We managed to find seats next to each other just before the bell rang, signaling the start of class. Professor Connelly proved to be quite interesting for an old guy. I took notes and managed to keep my mind of the things I had been trying to keep my mind off all summer. Rick was really nice, he showed me to all my classes, no matter if we had them together or not. I wondered how he knew where everything was seeing as he had been here for about as long as I had.

“Where are you staying?” He asked. Uh oh, should this be information I should give him? Again, I though back to my goal. I probably should, he seemed like the kind of guy that could distract me from him. I still couldn’t bear to think the name, for fear of it bringing fresh pain.

“A little cottage on Egerton Road.” I supplied hesitantly.

“You’re not staying on campus?” He looked disappointed.

“No, I can’t afford that, I’m kind of paying my way through university myself.” I explained.

“Oh, I understand, won’t your parents help you out financially?” He wasn’t being rude, he was just simply curious. I thought about my answer before I spoke.

“No, they disowned me.” That was the best answer I could come up with. Not entirely true, but true enough. He looked shocked.

“They did? You don’t seem the type.” The smile that usually inhabited his face had been replaced with a frown.

“Well, more or less. It’s complicated. I just left at the end of last summer and didn’t go back.” I elaborated.

“Ah, I understand.” He replied. I stopped in mid-stride.

“You do?” I demanded. He stopped a few paces ahead of me and wheeled so we were facing each other.

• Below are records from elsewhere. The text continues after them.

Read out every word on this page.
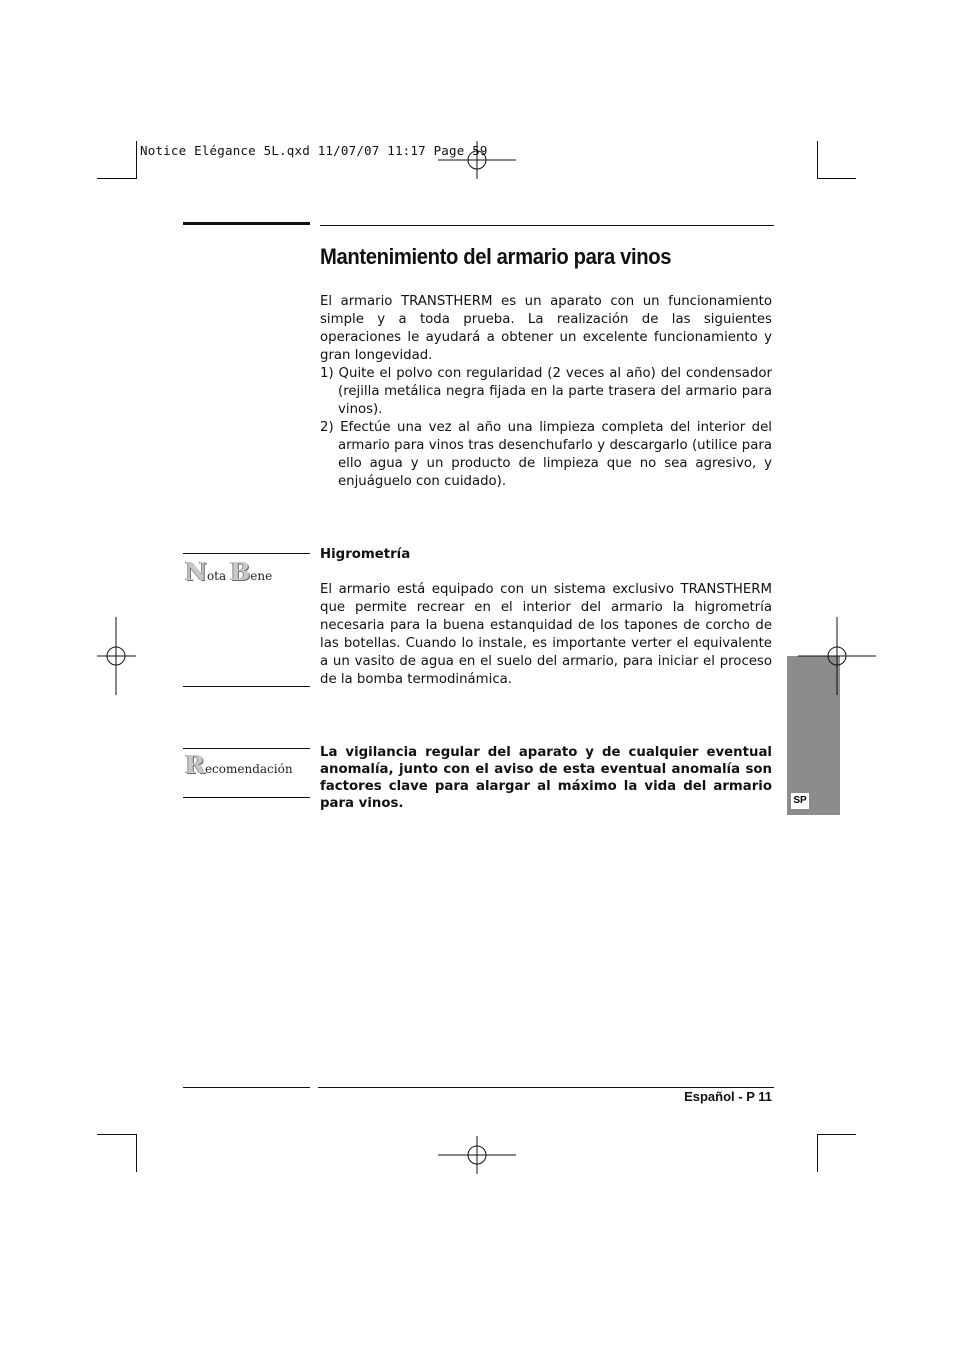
Notice Elégance 5L.qxd 11/07/07 11:17 Page 59
Mantenimiento del armario para vinos

El armario TRANSTHERM es un aparato con un funcionamiento simple y a toda prueba. La realización de las siguientes operaciones le ayudará a obtener un excelente funcionamiento y gran longevidad.

1) Quite el polvo con regularidad (2 veces al año) del condensador (rejilla metálica negra fijada en la parte trasera del armario para vinos).

2) Efectúe una vez al año una limpieza completa del interior del armario para vinos tras desenchufarlo y descargarlo (utilice para ello agua y un producto de limpieza que no sea agresivo, y enjuáguelo con cuidado).

Nota Bene
Higrometría

El armario está equipado con un sistema exclusivo TRANSTHERM que permite recrear en el interior del armario la higrometría necesaria para la buena estanquidad de los tapones de corcho de las botellas. Cuando lo instale, es importante verter el equivalente a un vasito de agua en el suelo del armario, para iniciar el proceso de la bomba termodinámica.

Recomendación

La vigilancia regular del aparato y de cualquier eventual anomalía, junto con el aviso de esta eventual anomalía son factores clave para alargar al máximo la vida del armario para vinos.	SP
Español - P 11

“Well, not really. Nothing that extreme has ever happened to me. But I don’t really have a great relationship with my parents either.” He explained. I started to walk and he matched his stride to mine.

“I guess I just tried to live my own life for a change, and they totally took over and ruined it.” I decided I might as well let it out. Rick seemed like the kind of guy I could trust.

“Now I know who you are! You went out with Oliver Wood last summer, didn’t you?” He stopped again and pointed a finger at me. I didn’t know how to react. It had been so long since I had heard his name, and I didn’t want to hear it, I didn’t know if I’d ever be ready to hear it again. The name brought a fresh flow of memories to my head and I did the only thing that seemed sensible to me, which really, is not the most sensible thing any normal human being would do. I looked up at Rick with watering eyes, bent my head and ran. I didn’t know where I was running to, I wasn’t very familiar with campus, I just ran. I eventually made it outside and tried my best to ignore Rick’s calls of “Bridgette, wait! It’s okay!” But it wasn’t okay, it never would be, and I realized that now. Oliver was my life, he was the only person I could ever love. I had never stopped loving him. How cruel life is.

I tried to lose Rick once I got into the forest that surrounded the Kent U grounds. As soon as I could no longer hear Rick’s calls, I realized I didn’t know where I was, how I got here and how I would get out. I was hopelessly lost in the woods and Rick was nowhere to be heard. I sat on the ground with my back to a large oak tree, buried my face in my hands and cried.